2006/04/11

お花見はなぜ桜の花なんだろう?

毎年のことですが、桜の開花とともに訪れる春の嵐。お花見に出かけた人も、生憎のお天気と寒さで、精一杯エンジョイという訳にはいかなかったのではないでしょうか。

それにしても、桜の花の見所は約1週間、お天気によっては3~4日しか楽しめないこともあります。
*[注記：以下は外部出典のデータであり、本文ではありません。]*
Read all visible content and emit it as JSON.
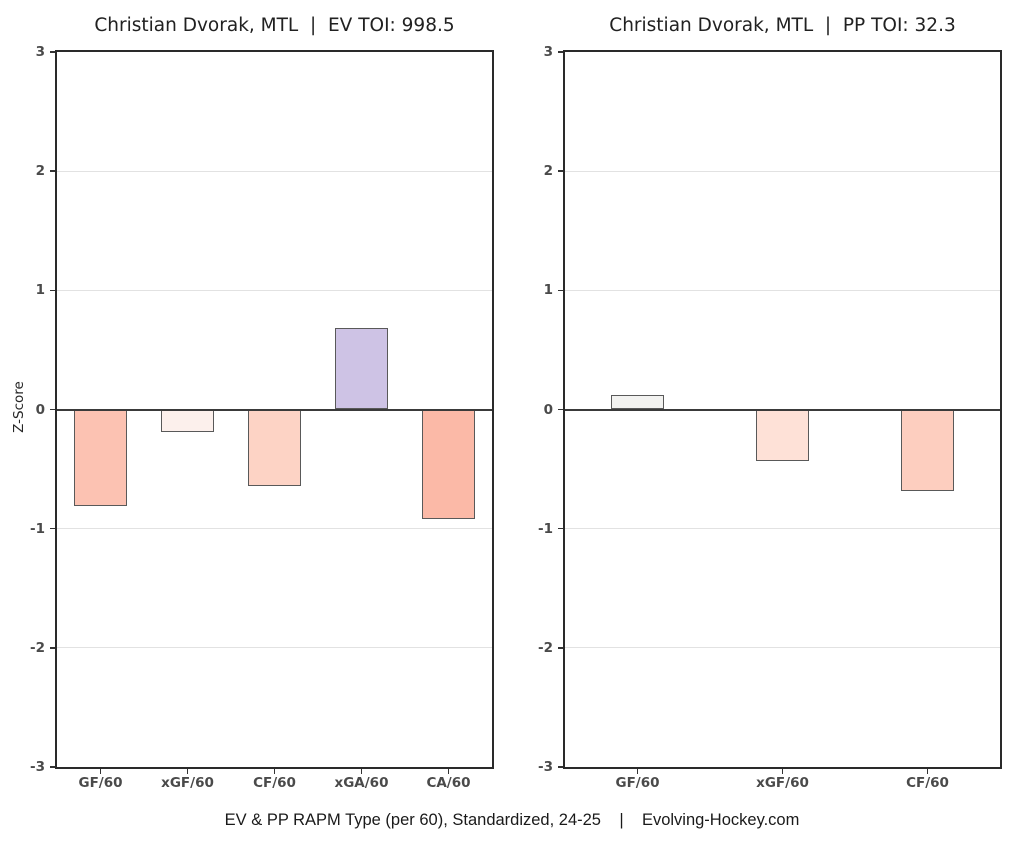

1年の大部分は、お世辞にも美しいと言えない木ですし、散ってしまった後の掃除のことを考えると、何故ここまで桜にこだわるのか考えたことがあるでしょうか。ロジカルに考えると、チューリップやバラの花でもお花見は出来るはずですよね。

日本には外国にはない四季の訪れがあります。春の訪れを祝い、自然に感謝する習慣は世界でも珍しく、俳句でお馴染みの「季語」も日本独特のものとなっています。秋の紅葉を楽しむ「紅葉狩り」なども同じ理由で日本人にとって大切なものとなっています。

もう一つは、綺麗に咲いて、あっという間に散ってしまう、その潔さが古くから伝わる武士道的な感覚にピッタリとマッチしていることが挙げられるでしょう。

桜の木は外国にもありますので、同じように咲いている訳ですが、美しさは感じても、日本人が考える桜の存在とは全く違った目で見られている事実には非常に興味深いものがあります。(西洋の人達にとっては、花は綺麗な物と決まっており、桜の花を特別扱いする感覚を理解するのは難しいと思います。)

国家の品格(藤原正彦著)の中に、欧米人にとって自然とは人類の幸福の為に征服する対象、日本人にとっては自然は人の手の及ばない偉大なもので、ひれ伏す対象、ということが書かれておりましたが、正に自然を恐れ、共生することによって生まれる繊細な心は世界に誇れる文化だといえるでしょう。

もちろん、こういった感覚は芸術にも生かされており、モノトーンで描かれた水墨画や、シンプルな陶磁器などの作品は自然との調和によって高い評価がなされています。

方やファッションの世界では、侘び寂びはおろか、年々季節感が無くなってきております。良い悪いは別として、これも西洋化だとしたらちょっと残念な感じが致します。春を感じさせる小物や色を取り入れる配慮が装いをぐっと引き立てるに違いありませんので、是非挑戦してみて下さい。

それはそうと、お花見でドンちゃん騒ぎで酔っ払うのは、今回のテーマとはまったく関係がございませんので、くれぐれもご注意を。